Dramatically drop how much you spend each week in groceries

  You only popped into the shops to grab a few things and the next thing you know you’ve done
Budgeting

 

You only popped into the shops to grab a few things and the next thing you know you’ve done the weeks shopping and a few extras because you were hungry. It happens, but those extras can add up.  Here are a few tips that can help your budget no matter if you’re doing a big or small shop.

Tip #1: Plan ahead

Make an inventory of your pantry, fridge and freezer to see what items you need and what you don’t need to buy. You don’t want to get to the supermarket and buy an item only to go home and find you’ve already got it. There are apps such as Out of Milk that can help you with your inventory.

Tip #2: Shop only once a week

The less you shop, the more you save. This means fewer impulse purchases and temptations. Even if the supermarket’s around the corner, avoid doing little shops in between your bigger ones.

Tip #3: Look for substitutes

Look at your last grocery receipt and circle your most expensive purchases. When you’re next in the store, consider swapping these items for lower-cost alternatives. Don’t be afraid to try the home brand version of items – it can save you money.

Tip #4: Check out OzBargain deals

OzBargain is the go-to site for any bargain shopper – it has a very loyal forum of bargain hunters who update it regularly. You’ll find Woolworths, Coles, IGA and Aldi specials in there that you mightn’t have realised!

Tip #5: Buy male instead of female products

Did you know female products have a price difference to the identical product for men? It’s called the pink tax. So buy men’s razors, shaving cream, deodorant and body wash instead of the female version.

Tip #6: Don’t be afraid to ditch items at the last minute

If you realise you’re going over your budget, don’t be afraid to give some items back. You can hand them to the attendant and they will put them away for you.

Tip #7: Swap tofu for meat

Meat is expensive, let’s face it. Tofu is one of the most underused but useful foods, and it’s so versatile. It can be marinated, grilled and sautéed. It sucks up every flavour you cook it with, and comes in silken, medium and firm, depending on your taste.

Tip #8: Use boneless, skinless, chicken thighs instead of chicken breast

Chicken breast is very expensive per kilo, so why not change it by buying boneless, skinless chicken thighs? They’re just as delicious as chicken breasts and very flavourful.

Tip #9: Use frozen mixed vegetables instead of fresh

It’s a common misconception that frozen vegetables lose their vitamins. However, this isn’t true. In fact, they are just as good for you like fresh vegetables and in some cases are considerably cheaper. You also save time chopping, and can just use as much.

Tip #10: Plan a menu

It might sound silly, but it can be an excellent idea to write down what you intend to eat for breakfast, lunch and dinner for seven nights, and that way you can work out a list from that.

Tip #11: Clearance items

There’s gold in supermarkets – you just have to find it.
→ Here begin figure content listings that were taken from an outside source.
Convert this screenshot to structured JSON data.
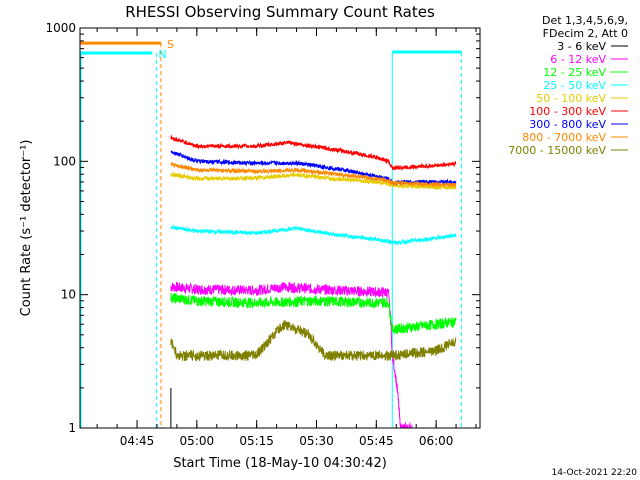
{
  "chart_data": {
    "type": "line",
    "title": "RHESSI Observing Summary Count Rates",
    "xlabel": "Start Time (18-May-10 04:30:42)",
    "ylabel": "Count Rate (s⁻¹ detector⁻¹)",
    "y_scale": "log",
    "ylim": [
      1,
      1000
    ],
    "xlim": [
      "04:30:42",
      "06:11:00"
    ],
    "x_ticks": [
      "04:45",
      "05:00",
      "05:15",
      "05:30",
      "05:45",
      "06:00"
    ],
    "y_ticks": [
      "1",
      "10",
      "100",
      "1000"
    ],
    "legend_title": [
      "Det 1,3,4,5,6,9,",
      "FDecim 2, Att 0"
    ],
    "legend_placement": "right",
    "series": [
      {
        "name": "3 - 6 keV",
        "color": "#000000",
        "x": [
          "04:53:30",
          "04:53:31"
        ],
        "y": [
          1.0,
          2.0
        ]
      },
      {
        "name": "6 - 12 keV",
        "color": "#ff00ff",
        "x": [
          "04:53:30",
          "05:00",
          "05:15",
          "05:22",
          "05:30",
          "05:45",
          "05:48",
          "05:49",
          "05:51",
          "05:54"
        ],
        "y": [
          11.5,
          11.0,
          10.8,
          11.5,
          11.0,
          10.5,
          10.4,
          3.5,
          1.0,
          1.0
        ]
      },
      {
        "name": "12 - 25 keV",
        "color": "#00ff00",
        "x": [
          "04:53:30",
          "05:00",
          "05:15",
          "05:30",
          "05:45",
          "05:48",
          "05:49",
          "06:00",
          "06:05"
        ],
        "y": [
          9.5,
          9.0,
          8.7,
          9.0,
          8.7,
          8.8,
          5.5,
          6.0,
          6.3
        ]
      },
      {
        "name": "25 - 50 keV",
        "color": "#00ffff",
        "x": [
          "04:53:30",
          "05:00",
          "05:15",
          "05:25",
          "05:35",
          "05:45",
          "05:50",
          "06:00",
          "06:05"
        ],
        "y": [
          32,
          30,
          29,
          31.5,
          28,
          26,
          24.5,
          26.5,
          28
        ]
      },
      {
        "name": "50 - 100 keV",
        "color": "#e6cc00",
        "x": [
          "04:53:30",
          "05:00",
          "05:15",
          "05:25",
          "05:35",
          "05:45",
          "05:48",
          "05:49",
          "06:00",
          "06:05"
        ],
        "y": [
          80,
          74,
          75,
          79,
          74,
          70,
          68,
          66,
          64,
          64
        ]
      },
      {
        "name": "100 - 300 keV",
        "color": "#ff0000",
        "x": [
          "04:53:30",
          "05:00",
          "05:15",
          "05:23",
          "05:35",
          "05:45",
          "05:48",
          "05:49",
          "06:00",
          "06:05"
        ],
        "y": [
          150,
          130,
          130,
          138,
          122,
          107,
          100,
          89,
          93,
          96
        ]
      },
      {
        "name": "300 - 800 keV",
        "color": "#0000ff",
        "x": [
          "04:53:30",
          "05:00",
          "05:15",
          "05:25",
          "05:35",
          "05:45",
          "05:48",
          "05:49",
          "06:00",
          "06:05"
        ],
        "y": [
          118,
          100,
          97,
          97,
          88,
          77,
          74,
          70,
          70,
          70
        ]
      },
      {
        "name": "800 - 7000 keV",
        "color": "#ff8800",
        "x": [
          "04:53:30",
          "05:00",
          "05:15",
          "05:25",
          "05:35",
          "05:45",
          "05:48",
          "05:49",
          "06:00",
          "06:05"
        ],
        "y": [
          95,
          86,
          84,
          86,
          80,
          74,
          72,
          69,
          67,
          67
        ]
      },
      {
        "name": "7000 - 15000 keV",
        "color": "#808000",
        "x": [
          "04:53:30",
          "04:55",
          "05:05",
          "05:10",
          "05:15",
          "05:18",
          "05:22",
          "05:28",
          "05:32",
          "05:38",
          "05:45",
          "05:48",
          "05:49",
          "06:00",
          "06:05"
        ],
        "y": [
          4.5,
          3.5,
          3.5,
          3.5,
          3.5,
          4.5,
          6.0,
          5.0,
          3.5,
          3.5,
          3.5,
          3.5,
          3.5,
          3.8,
          4.5
        ]
      }
    ],
    "annotations": [
      {
        "label": "S",
        "color": "#ff8800",
        "x": [
          "04:30:42",
          "04:51:00"
        ],
        "y": 770,
        "marker_x": "04:51:00"
      },
      {
        "label": "N",
        "color": "#00ffff",
        "x": [
          "04:30:42",
          "04:48:50"
        ],
        "y": 650,
        "marker_x": "04:49:50"
      },
      {
        "label": "",
        "color": "#00ffff",
        "x": [
          "05:49:00",
          "06:06:20"
        ],
        "y": 660,
        "marker_x": "06:06:20"
      }
    ],
    "grid": false
  },
  "footer": {
    "date": "14-Oct-2021 22:20"
  }
}
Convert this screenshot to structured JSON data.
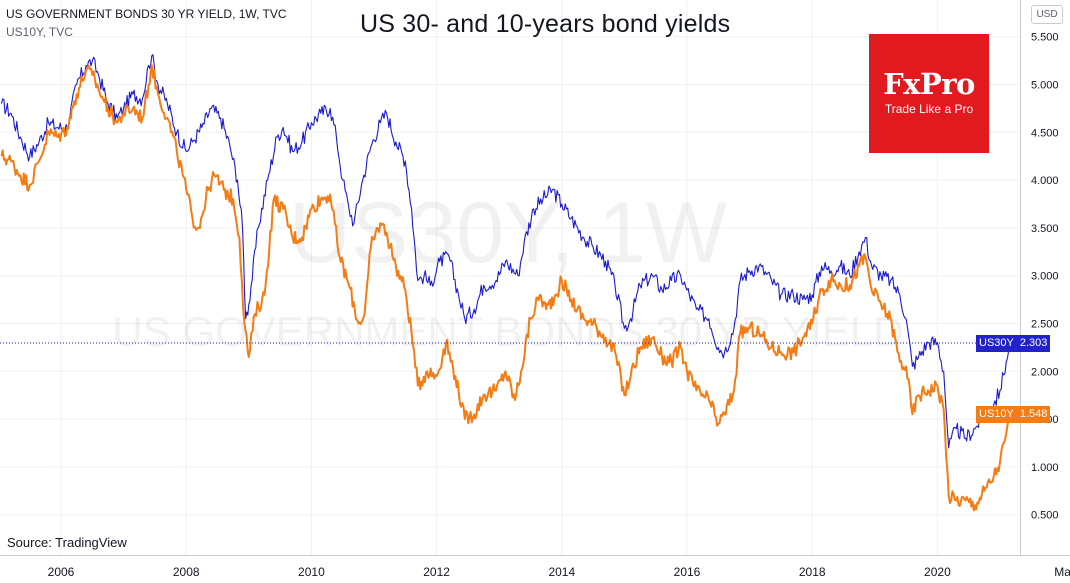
{
  "header": {
    "main": "US GOVERNMENT BONDS 30 YR YIELD, 1W, TVC",
    "secondary": "US10Y, TVC"
  },
  "title": "US 30- and 10-years bond yields",
  "watermark": {
    "symbol": "US30Y, 1W",
    "name": "US GOVERNMENT BONDS 30 YR YIELD"
  },
  "logo": {
    "name": "FxPro",
    "tagline": "Trade Like a Pro"
  },
  "source": "Source: TradingView",
  "currency": "USD",
  "last_values": [
    {
      "symbol": "US30Y",
      "value": "2.303",
      "color": "#2222cc"
    },
    {
      "symbol": "US10Y",
      "value": "1.548",
      "color": "#f57c14"
    }
  ],
  "colors": {
    "us30y": "#1a1acd",
    "us10y": "#f57c14",
    "grid": "#eef0f3",
    "axis_text": "#131722"
  },
  "chart_data": {
    "type": "line",
    "xlabel": "",
    "ylabel": "",
    "x_ticks": [
      "2006",
      "2008",
      "2010",
      "2012",
      "2014",
      "2016",
      "2018",
      "2020",
      "Ma"
    ],
    "y_ticks": [
      "5.500",
      "5.000",
      "4.500",
      "4.000",
      "3.500",
      "3.000",
      "2.500",
      "2.000",
      "1.500",
      "1.000",
      "0.500"
    ],
    "ylim": [
      0.0,
      5.65
    ],
    "xlim": [
      2005.03,
      2021.25
    ],
    "grid": true,
    "series": [
      {
        "name": "US30Y",
        "color": "#1a1acd",
        "points": [
          [
            2005.05,
            4.8
          ],
          [
            2005.2,
            4.7
          ],
          [
            2005.35,
            4.45
          ],
          [
            2005.5,
            4.25
          ],
          [
            2005.65,
            4.4
          ],
          [
            2005.8,
            4.6
          ],
          [
            2005.95,
            4.55
          ],
          [
            2006.1,
            4.55
          ],
          [
            2006.25,
            5.0
          ],
          [
            2006.4,
            5.2
          ],
          [
            2006.5,
            5.25
          ],
          [
            2006.6,
            5.1
          ],
          [
            2006.75,
            4.8
          ],
          [
            2006.9,
            4.65
          ],
          [
            2007.0,
            4.75
          ],
          [
            2007.15,
            4.9
          ],
          [
            2007.3,
            4.85
          ],
          [
            2007.4,
            5.2
          ],
          [
            2007.45,
            5.3
          ],
          [
            2007.55,
            5.0
          ],
          [
            2007.7,
            4.8
          ],
          [
            2007.85,
            4.5
          ],
          [
            2008.0,
            4.3
          ],
          [
            2008.1,
            4.4
          ],
          [
            2008.25,
            4.55
          ],
          [
            2008.4,
            4.75
          ],
          [
            2008.55,
            4.65
          ],
          [
            2008.7,
            4.35
          ],
          [
            2008.82,
            4.0
          ],
          [
            2008.9,
            3.5
          ],
          [
            2008.95,
            2.55
          ],
          [
            2009.0,
            2.7
          ],
          [
            2009.15,
            3.5
          ],
          [
            2009.3,
            4.0
          ],
          [
            2009.45,
            4.45
          ],
          [
            2009.55,
            4.55
          ],
          [
            2009.7,
            4.3
          ],
          [
            2009.85,
            4.4
          ],
          [
            2010.0,
            4.6
          ],
          [
            2010.15,
            4.7
          ],
          [
            2010.3,
            4.75
          ],
          [
            2010.4,
            4.45
          ],
          [
            2010.5,
            4.0
          ],
          [
            2010.6,
            3.7
          ],
          [
            2010.68,
            3.55
          ],
          [
            2010.8,
            3.95
          ],
          [
            2010.95,
            4.35
          ],
          [
            2011.1,
            4.6
          ],
          [
            2011.2,
            4.7
          ],
          [
            2011.35,
            4.4
          ],
          [
            2011.5,
            4.2
          ],
          [
            2011.6,
            3.7
          ],
          [
            2011.7,
            2.95
          ],
          [
            2011.8,
            3.0
          ],
          [
            2011.9,
            2.9
          ],
          [
            2012.05,
            3.15
          ],
          [
            2012.2,
            3.2
          ],
          [
            2012.35,
            2.8
          ],
          [
            2012.45,
            2.55
          ],
          [
            2012.6,
            2.65
          ],
          [
            2012.75,
            2.9
          ],
          [
            2012.95,
            2.95
          ],
          [
            2013.1,
            3.15
          ],
          [
            2013.3,
            3.0
          ],
          [
            2013.4,
            3.35
          ],
          [
            2013.55,
            3.7
          ],
          [
            2013.7,
            3.8
          ],
          [
            2013.85,
            3.9
          ],
          [
            2014.0,
            3.75
          ],
          [
            2014.15,
            3.6
          ],
          [
            2014.35,
            3.4
          ],
          [
            2014.5,
            3.3
          ],
          [
            2014.7,
            3.15
          ],
          [
            2014.85,
            2.9
          ],
          [
            2015.0,
            2.45
          ],
          [
            2015.1,
            2.55
          ],
          [
            2015.25,
            2.9
          ],
          [
            2015.45,
            3.0
          ],
          [
            2015.6,
            2.85
          ],
          [
            2015.75,
            2.95
          ],
          [
            2015.9,
            3.0
          ],
          [
            2016.0,
            2.85
          ],
          [
            2016.15,
            2.65
          ],
          [
            2016.35,
            2.55
          ],
          [
            2016.5,
            2.25
          ],
          [
            2016.6,
            2.2
          ],
          [
            2016.75,
            2.45
          ],
          [
            2016.85,
            2.95
          ],
          [
            2017.0,
            3.05
          ],
          [
            2017.15,
            3.1
          ],
          [
            2017.35,
            2.95
          ],
          [
            2017.5,
            2.8
          ],
          [
            2017.7,
            2.8
          ],
          [
            2017.85,
            2.75
          ],
          [
            2018.0,
            2.8
          ],
          [
            2018.15,
            3.1
          ],
          [
            2018.3,
            3.05
          ],
          [
            2018.45,
            3.1
          ],
          [
            2018.6,
            3.0
          ],
          [
            2018.75,
            3.25
          ],
          [
            2018.85,
            3.4
          ],
          [
            2018.95,
            3.1
          ],
          [
            2019.1,
            3.0
          ],
          [
            2019.25,
            2.95
          ],
          [
            2019.4,
            2.8
          ],
          [
            2019.5,
            2.55
          ],
          [
            2019.6,
            2.05
          ],
          [
            2019.7,
            2.15
          ],
          [
            2019.85,
            2.3
          ],
          [
            2020.0,
            2.3
          ],
          [
            2020.1,
            2.0
          ],
          [
            2020.18,
            1.2
          ],
          [
            2020.3,
            1.4
          ],
          [
            2020.45,
            1.3
          ],
          [
            2020.6,
            1.4
          ],
          [
            2020.75,
            1.55
          ],
          [
            2020.9,
            1.65
          ],
          [
            2021.0,
            1.8
          ],
          [
            2021.1,
            2.1
          ],
          [
            2021.18,
            2.303
          ]
        ]
      },
      {
        "name": "US10Y",
        "color": "#f57c14",
        "points": [
          [
            2005.05,
            4.25
          ],
          [
            2005.2,
            4.2
          ],
          [
            2005.35,
            4.05
          ],
          [
            2005.5,
            3.95
          ],
          [
            2005.65,
            4.2
          ],
          [
            2005.8,
            4.5
          ],
          [
            2005.95,
            4.45
          ],
          [
            2006.1,
            4.55
          ],
          [
            2006.25,
            4.9
          ],
          [
            2006.4,
            5.15
          ],
          [
            2006.5,
            5.1
          ],
          [
            2006.6,
            4.95
          ],
          [
            2006.75,
            4.75
          ],
          [
            2006.9,
            4.6
          ],
          [
            2007.0,
            4.7
          ],
          [
            2007.15,
            4.75
          ],
          [
            2007.3,
            4.65
          ],
          [
            2007.4,
            5.0
          ],
          [
            2007.45,
            5.2
          ],
          [
            2007.55,
            4.9
          ],
          [
            2007.7,
            4.65
          ],
          [
            2007.85,
            4.3
          ],
          [
            2008.0,
            3.9
          ],
          [
            2008.1,
            3.6
          ],
          [
            2008.2,
            3.5
          ],
          [
            2008.35,
            3.9
          ],
          [
            2008.45,
            4.05
          ],
          [
            2008.6,
            3.9
          ],
          [
            2008.75,
            3.8
          ],
          [
            2008.85,
            3.4
          ],
          [
            2008.93,
            2.5
          ],
          [
            2009.0,
            2.15
          ],
          [
            2009.1,
            2.6
          ],
          [
            2009.25,
            2.8
          ],
          [
            2009.4,
            3.8
          ],
          [
            2009.55,
            3.7
          ],
          [
            2009.7,
            3.4
          ],
          [
            2009.85,
            3.4
          ],
          [
            2010.0,
            3.7
          ],
          [
            2010.15,
            3.8
          ],
          [
            2010.3,
            3.85
          ],
          [
            2010.45,
            3.2
          ],
          [
            2010.6,
            2.9
          ],
          [
            2010.75,
            2.5
          ],
          [
            2010.85,
            2.6
          ],
          [
            2010.95,
            3.3
          ],
          [
            2011.1,
            3.55
          ],
          [
            2011.2,
            3.45
          ],
          [
            2011.35,
            3.1
          ],
          [
            2011.5,
            2.85
          ],
          [
            2011.6,
            2.4
          ],
          [
            2011.7,
            1.85
          ],
          [
            2011.85,
            2.0
          ],
          [
            2012.0,
            1.95
          ],
          [
            2012.15,
            2.3
          ],
          [
            2012.3,
            1.95
          ],
          [
            2012.45,
            1.5
          ],
          [
            2012.6,
            1.55
          ],
          [
            2012.75,
            1.75
          ],
          [
            2012.95,
            1.8
          ],
          [
            2013.1,
            2.0
          ],
          [
            2013.25,
            1.7
          ],
          [
            2013.35,
            2.0
          ],
          [
            2013.5,
            2.55
          ],
          [
            2013.65,
            2.8
          ],
          [
            2013.75,
            2.65
          ],
          [
            2013.9,
            2.8
          ],
          [
            2014.0,
            2.95
          ],
          [
            2014.15,
            2.75
          ],
          [
            2014.35,
            2.55
          ],
          [
            2014.5,
            2.5
          ],
          [
            2014.7,
            2.35
          ],
          [
            2014.85,
            2.2
          ],
          [
            2015.0,
            1.75
          ],
          [
            2015.1,
            1.95
          ],
          [
            2015.25,
            2.25
          ],
          [
            2015.45,
            2.35
          ],
          [
            2015.6,
            2.15
          ],
          [
            2015.75,
            2.1
          ],
          [
            2015.9,
            2.25
          ],
          [
            2016.0,
            2.0
          ],
          [
            2016.15,
            1.8
          ],
          [
            2016.35,
            1.7
          ],
          [
            2016.5,
            1.45
          ],
          [
            2016.6,
            1.55
          ],
          [
            2016.75,
            1.8
          ],
          [
            2016.85,
            2.4
          ],
          [
            2017.0,
            2.45
          ],
          [
            2017.15,
            2.4
          ],
          [
            2017.35,
            2.25
          ],
          [
            2017.5,
            2.2
          ],
          [
            2017.7,
            2.2
          ],
          [
            2017.85,
            2.35
          ],
          [
            2018.0,
            2.5
          ],
          [
            2018.15,
            2.85
          ],
          [
            2018.3,
            2.95
          ],
          [
            2018.45,
            2.9
          ],
          [
            2018.6,
            2.9
          ],
          [
            2018.75,
            3.1
          ],
          [
            2018.85,
            3.2
          ],
          [
            2018.95,
            2.85
          ],
          [
            2019.1,
            2.7
          ],
          [
            2019.25,
            2.55
          ],
          [
            2019.4,
            2.1
          ],
          [
            2019.5,
            2.05
          ],
          [
            2019.6,
            1.55
          ],
          [
            2019.7,
            1.75
          ],
          [
            2019.85,
            1.8
          ],
          [
            2020.0,
            1.85
          ],
          [
            2020.1,
            1.6
          ],
          [
            2020.18,
            0.7
          ],
          [
            2020.3,
            0.65
          ],
          [
            2020.45,
            0.65
          ],
          [
            2020.6,
            0.6
          ],
          [
            2020.75,
            0.75
          ],
          [
            2020.9,
            0.9
          ],
          [
            2021.0,
            1.05
          ],
          [
            2021.1,
            1.35
          ],
          [
            2021.18,
            1.548
          ]
        ]
      }
    ]
  }
}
Take a look at each meat display and watch out for any reduced stickers, as well as the bakery, frozen and dairy sections. Often a supermarket will have a designated section for discounted stock and remember, you can always freeze items from the discount bin, or return it if it is off – you’re entitled to a refund even if it was reduced.

Tip #12: Check out your local neighbour ethnic grocery store

Asian supermarkets are often a great place to find cheaper meats and produce, and you could get some unusual ingredients for much cheaper than your typical supermarket – think beans and spices for curries and rice.

Tip #13: Join a co-op

If you have a group of friends who also want to save on their shopping spend, then why not join a co-op? One person will buy all the products you need in bulk and then distribute throughout the group. You’ll find you save heaps more buying in bulk for necessities, especially if one member of the co-operative has a Costco membership.

If you don’t know anyone who wants to start a co-op, this handy Facebook page has listed the known co-ops in Australia

Tip #14: Shop online for non-perishables

While supermarkets go to war over bread and milk, the non-perishable items are getting lower and lower right under our nose – it’s just a matter of looking in the right place.

Check out these websites for up to 80 per cent off your everyday household goods: Grocery Shop and Kogan Pantry.

What are your other grocery tips?

  1. Irene haxell  

    We are senior couple I do a menus up for 2 weeks make my list to that shop fortnightly just got get milk couple items you defiantly save heaps doing this your eating well not same foods much cheaper

  2. marilyn flynn  

    I always make a menu before I shop once a week. Then I only buy what I know I am going to use.
    Some would call this “anal” but it works!